College of Biotechnology and Pharmaceutical Engineering, Nanjing University of Technology, Nanjing 210009, PR China.
Biosens Bioelectron. 2011 Jun 15;26(10):4095-8. doi: 10.1016/j.bios.2011.03.041. Epub 2011 Apr 13.
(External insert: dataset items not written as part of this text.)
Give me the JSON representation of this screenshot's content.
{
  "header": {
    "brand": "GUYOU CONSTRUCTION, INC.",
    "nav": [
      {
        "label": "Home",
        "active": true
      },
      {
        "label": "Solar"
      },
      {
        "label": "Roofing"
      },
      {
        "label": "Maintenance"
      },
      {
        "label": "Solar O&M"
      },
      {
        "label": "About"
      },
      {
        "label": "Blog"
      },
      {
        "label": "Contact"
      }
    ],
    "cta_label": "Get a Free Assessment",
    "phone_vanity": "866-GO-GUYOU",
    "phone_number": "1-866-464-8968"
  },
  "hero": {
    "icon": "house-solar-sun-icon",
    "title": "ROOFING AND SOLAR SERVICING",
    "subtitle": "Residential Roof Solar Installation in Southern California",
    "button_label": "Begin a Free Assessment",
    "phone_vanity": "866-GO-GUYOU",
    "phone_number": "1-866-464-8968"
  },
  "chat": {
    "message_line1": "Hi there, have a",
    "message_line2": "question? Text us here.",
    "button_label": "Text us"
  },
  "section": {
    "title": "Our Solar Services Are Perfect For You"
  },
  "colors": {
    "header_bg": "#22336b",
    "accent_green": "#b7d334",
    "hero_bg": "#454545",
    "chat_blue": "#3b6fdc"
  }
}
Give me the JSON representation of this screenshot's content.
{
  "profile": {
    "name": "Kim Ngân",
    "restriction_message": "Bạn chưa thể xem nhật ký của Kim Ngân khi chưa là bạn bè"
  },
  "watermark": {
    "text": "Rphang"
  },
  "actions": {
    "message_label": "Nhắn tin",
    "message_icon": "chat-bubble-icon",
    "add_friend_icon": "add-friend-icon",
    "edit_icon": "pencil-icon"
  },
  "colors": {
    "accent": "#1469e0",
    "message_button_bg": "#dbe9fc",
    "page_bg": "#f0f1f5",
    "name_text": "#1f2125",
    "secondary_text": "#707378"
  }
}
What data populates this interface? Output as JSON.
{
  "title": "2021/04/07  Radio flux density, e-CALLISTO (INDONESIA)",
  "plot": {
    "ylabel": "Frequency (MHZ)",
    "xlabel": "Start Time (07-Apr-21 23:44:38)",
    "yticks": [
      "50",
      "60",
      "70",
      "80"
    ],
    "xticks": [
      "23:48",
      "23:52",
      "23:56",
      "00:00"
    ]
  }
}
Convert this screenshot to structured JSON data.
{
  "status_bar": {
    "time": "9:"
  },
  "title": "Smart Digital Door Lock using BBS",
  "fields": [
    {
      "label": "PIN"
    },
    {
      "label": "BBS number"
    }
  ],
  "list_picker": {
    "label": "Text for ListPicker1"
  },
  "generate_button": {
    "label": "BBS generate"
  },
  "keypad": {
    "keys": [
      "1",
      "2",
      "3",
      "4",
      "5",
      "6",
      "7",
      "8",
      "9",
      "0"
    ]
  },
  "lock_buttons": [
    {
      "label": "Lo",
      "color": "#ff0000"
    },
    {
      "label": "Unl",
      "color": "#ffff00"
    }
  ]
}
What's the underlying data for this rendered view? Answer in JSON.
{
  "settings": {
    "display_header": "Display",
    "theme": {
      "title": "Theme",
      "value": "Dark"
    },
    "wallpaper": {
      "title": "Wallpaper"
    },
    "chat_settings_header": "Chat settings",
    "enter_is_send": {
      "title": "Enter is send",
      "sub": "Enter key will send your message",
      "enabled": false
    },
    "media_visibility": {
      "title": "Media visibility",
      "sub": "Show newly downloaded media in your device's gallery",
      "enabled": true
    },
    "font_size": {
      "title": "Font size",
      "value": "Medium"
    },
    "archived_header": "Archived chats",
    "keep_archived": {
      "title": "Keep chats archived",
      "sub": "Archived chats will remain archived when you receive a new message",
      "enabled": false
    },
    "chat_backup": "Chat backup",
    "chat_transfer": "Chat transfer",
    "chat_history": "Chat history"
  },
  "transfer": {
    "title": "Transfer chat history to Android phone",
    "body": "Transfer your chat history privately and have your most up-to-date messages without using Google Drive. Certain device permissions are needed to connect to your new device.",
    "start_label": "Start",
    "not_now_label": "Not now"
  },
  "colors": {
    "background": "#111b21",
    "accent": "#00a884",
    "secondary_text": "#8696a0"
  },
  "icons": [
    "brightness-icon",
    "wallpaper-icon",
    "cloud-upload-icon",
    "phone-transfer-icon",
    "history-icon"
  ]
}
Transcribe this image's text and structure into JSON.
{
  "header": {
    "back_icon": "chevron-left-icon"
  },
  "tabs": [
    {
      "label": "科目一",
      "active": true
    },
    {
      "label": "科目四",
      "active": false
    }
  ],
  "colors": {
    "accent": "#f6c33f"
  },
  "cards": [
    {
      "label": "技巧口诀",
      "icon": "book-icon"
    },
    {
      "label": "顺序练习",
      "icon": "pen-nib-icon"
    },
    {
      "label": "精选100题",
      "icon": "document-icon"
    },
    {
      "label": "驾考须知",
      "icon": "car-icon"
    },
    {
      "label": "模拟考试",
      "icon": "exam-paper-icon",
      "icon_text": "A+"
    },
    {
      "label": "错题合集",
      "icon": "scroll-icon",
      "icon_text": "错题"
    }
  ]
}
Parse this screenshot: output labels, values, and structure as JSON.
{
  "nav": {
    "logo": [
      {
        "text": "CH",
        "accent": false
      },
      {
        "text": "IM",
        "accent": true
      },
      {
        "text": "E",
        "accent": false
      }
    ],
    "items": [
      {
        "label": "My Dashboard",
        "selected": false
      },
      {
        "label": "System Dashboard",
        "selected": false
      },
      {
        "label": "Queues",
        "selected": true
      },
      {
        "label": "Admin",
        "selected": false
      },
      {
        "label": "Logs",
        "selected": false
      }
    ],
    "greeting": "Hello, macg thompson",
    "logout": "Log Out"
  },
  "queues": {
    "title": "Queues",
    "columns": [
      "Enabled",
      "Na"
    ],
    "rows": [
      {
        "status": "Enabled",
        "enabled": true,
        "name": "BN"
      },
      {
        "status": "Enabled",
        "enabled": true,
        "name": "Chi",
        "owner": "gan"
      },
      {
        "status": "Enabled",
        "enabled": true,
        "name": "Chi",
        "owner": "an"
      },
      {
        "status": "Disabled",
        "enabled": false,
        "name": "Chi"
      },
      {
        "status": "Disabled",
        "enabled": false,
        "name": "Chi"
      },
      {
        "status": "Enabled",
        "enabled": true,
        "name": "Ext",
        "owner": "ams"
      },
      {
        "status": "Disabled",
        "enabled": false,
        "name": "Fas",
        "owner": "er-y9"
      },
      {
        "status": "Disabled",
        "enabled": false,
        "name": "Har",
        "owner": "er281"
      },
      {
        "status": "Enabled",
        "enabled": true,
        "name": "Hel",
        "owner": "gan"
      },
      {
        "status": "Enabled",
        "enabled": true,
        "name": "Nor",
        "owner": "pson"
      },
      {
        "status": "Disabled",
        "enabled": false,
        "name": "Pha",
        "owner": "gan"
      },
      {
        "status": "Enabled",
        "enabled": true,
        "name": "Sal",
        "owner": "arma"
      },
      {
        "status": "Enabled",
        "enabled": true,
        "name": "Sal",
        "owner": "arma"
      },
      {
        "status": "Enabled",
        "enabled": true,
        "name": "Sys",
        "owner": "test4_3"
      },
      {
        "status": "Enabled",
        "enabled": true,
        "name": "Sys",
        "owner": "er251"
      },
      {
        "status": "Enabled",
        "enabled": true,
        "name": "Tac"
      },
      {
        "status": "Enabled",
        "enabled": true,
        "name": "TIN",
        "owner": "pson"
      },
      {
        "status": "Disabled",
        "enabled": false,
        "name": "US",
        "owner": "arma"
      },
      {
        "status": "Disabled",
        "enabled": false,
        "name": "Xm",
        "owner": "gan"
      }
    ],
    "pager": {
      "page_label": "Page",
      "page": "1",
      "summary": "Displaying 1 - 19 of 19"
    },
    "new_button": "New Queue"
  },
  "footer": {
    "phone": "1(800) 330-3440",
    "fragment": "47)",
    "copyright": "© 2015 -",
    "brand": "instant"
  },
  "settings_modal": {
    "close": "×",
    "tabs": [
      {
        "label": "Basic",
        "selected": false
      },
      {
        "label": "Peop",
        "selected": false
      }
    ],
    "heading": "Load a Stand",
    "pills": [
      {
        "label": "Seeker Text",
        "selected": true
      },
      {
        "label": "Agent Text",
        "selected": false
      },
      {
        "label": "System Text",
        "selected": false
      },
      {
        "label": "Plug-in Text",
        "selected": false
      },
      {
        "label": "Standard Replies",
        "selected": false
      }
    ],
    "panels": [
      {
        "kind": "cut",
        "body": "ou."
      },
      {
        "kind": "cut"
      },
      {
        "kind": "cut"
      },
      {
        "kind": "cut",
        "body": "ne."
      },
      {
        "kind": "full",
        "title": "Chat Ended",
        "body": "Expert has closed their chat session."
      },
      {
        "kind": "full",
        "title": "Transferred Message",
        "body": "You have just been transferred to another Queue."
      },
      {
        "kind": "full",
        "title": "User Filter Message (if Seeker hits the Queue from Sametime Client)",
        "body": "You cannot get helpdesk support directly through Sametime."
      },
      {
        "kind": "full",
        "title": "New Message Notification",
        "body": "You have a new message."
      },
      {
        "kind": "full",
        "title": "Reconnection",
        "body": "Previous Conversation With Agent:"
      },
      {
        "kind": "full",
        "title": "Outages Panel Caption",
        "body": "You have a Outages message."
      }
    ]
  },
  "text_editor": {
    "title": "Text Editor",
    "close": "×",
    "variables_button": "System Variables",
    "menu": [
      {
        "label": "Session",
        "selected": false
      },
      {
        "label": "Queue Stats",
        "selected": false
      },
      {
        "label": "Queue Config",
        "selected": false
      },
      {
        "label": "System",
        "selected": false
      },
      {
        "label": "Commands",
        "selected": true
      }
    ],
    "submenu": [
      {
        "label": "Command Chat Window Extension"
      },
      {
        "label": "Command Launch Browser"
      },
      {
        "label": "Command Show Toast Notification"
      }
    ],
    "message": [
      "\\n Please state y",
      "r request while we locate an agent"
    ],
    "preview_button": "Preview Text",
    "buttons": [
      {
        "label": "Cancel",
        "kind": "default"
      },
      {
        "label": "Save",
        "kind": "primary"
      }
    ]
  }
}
In the present study, a chemiluminescence method for sensitive detection of human telomerase activity was developed based on the formation of G-quadruplex-hemin DNAzyme. In the presence of telomerase, the telomerase substrate (TS) primer elongated and a long single-strand DNA containing the telomere repeat units (TTAGGG)n was formed. When K(+) was introduced, the telomere repeat units could form G-quadruplex and then combined with hemin to form DNAzymes which could stimulate the generation of chemiluminescence (CL) in the presence of luminol and H(2)O(2). The amount of telomerase elongation product was controlled by the content of telomerase extracted from HeLa cells, so the amount of DNAzymes and the intensity of chemiluminescence signal were all related to the number of HeLa cells. Using this simple method, the telomerase activity extracted from 100 cultured cancer cells could be detected without the polymerase chain reaction (PCR) amplification of telomerase elongated product.
在本研究中,基于 G-四链体-血红素 DNA zyme 的形成,开发了一种用于灵敏检测人端粒酶活性的化学发光法。在端粒酶存在的情况下,端粒酶底物(TS)引物延伸,形成含有端粒重复单元(TTAGGG)n 的长单链 DNA。当引入 K(+) 时,端粒重复单元可以形成 G-四链体,然后与血红素结合形成 DNAzymes,在鲁米诺和 H(2)O(2)存在下可以刺激化学发光(CL)的产生。端粒酶延伸产物的量受从 HeLa 细胞中提取的端粒酶含量的控制,因此 DNAzymes 的量和化学发光信号的强度都与 HeLa 细胞的数量有关。使用这种简单的方法,无需端粒酶延伸产物的聚合酶链反应(PCR)扩增,即可检测 100 个培养的癌细胞中提取的端粒酶活性。